Acyl transfer reactions mediated by cyclodextrins. The reaction of external nucleophiles with encapsulated alkanoate esters of varying chain length
Abstract
The kinetics of the reaction of p-nitrophenyl alkanoates (acetate to decanoate, C2 to C10) with trifluoroethanol (TFE) in the presence of α-, β-, or hydroxypropyl-β-cyclodextrin (α-, β-, or Hp-β-CD) in basic aqueous solution have been measured. The results are analysed to afford rate constants for nucleophilic attack on the free and CD-bound esters (kN and kcN, respectively). Generally speaking, the values of kN and kcN are not very different, so that binding the esters to CDs has only modest effects on their reactivities towards TFE, reacting as its anion.
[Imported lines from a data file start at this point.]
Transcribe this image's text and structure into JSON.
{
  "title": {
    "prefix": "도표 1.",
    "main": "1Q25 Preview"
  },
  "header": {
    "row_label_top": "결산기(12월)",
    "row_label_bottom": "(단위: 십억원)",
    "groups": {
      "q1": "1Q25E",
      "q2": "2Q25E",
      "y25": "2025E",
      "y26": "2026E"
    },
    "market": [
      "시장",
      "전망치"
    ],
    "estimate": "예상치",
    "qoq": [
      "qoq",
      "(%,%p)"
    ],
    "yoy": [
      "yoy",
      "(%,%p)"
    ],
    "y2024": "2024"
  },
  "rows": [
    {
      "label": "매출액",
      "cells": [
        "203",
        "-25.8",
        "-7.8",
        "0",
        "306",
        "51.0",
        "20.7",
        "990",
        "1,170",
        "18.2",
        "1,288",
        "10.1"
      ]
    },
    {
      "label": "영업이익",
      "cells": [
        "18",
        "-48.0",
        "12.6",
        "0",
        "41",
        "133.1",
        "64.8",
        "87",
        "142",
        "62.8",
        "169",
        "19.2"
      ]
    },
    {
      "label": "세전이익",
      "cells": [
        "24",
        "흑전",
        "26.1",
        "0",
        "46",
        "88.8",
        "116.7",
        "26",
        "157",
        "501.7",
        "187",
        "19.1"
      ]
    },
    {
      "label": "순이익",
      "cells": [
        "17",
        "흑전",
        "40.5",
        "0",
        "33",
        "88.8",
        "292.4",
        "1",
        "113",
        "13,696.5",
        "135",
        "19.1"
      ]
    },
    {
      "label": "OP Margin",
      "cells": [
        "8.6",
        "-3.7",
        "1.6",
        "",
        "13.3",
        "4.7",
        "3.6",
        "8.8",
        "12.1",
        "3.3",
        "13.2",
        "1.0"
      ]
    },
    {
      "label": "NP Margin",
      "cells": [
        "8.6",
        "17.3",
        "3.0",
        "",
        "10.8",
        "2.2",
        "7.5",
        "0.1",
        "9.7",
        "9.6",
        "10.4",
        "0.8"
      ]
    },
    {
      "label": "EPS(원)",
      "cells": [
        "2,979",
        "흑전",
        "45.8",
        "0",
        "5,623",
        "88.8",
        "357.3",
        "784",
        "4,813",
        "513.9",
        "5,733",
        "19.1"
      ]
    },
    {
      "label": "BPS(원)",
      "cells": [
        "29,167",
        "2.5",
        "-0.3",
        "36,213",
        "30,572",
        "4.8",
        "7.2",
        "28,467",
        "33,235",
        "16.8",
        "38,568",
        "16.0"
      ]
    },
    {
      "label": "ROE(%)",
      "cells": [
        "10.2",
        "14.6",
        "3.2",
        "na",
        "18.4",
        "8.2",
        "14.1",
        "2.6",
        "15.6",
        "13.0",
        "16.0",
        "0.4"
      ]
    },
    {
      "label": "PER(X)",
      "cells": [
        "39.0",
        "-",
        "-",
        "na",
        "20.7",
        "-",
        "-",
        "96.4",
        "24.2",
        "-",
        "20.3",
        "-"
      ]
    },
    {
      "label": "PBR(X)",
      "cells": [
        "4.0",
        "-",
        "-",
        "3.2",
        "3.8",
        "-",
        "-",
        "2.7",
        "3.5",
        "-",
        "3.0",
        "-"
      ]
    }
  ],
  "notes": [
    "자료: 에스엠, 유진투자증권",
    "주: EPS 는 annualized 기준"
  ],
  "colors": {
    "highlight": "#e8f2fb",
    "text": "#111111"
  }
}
However, there is a general trend in kcN values such that transition-state stabilization increases in a biphasic manner as the alkanoate chain is lengthened from C2 to C10. For short chains (< C7) the rise in transition stabilization is gentle but for longer chains (> C6) is quite steep. This same behaviour is observed for all three CDs, with only minor differences between them, and also when the nucleophile is the anion of 2-mercaptoethanol. It is suggested that there is a change in the mode of transition-state binding of the esters from aryl group inclusion (3‡) for the short esters to acyl-group inclusion (4‡) when the acyl chain is lengthened beyond C6.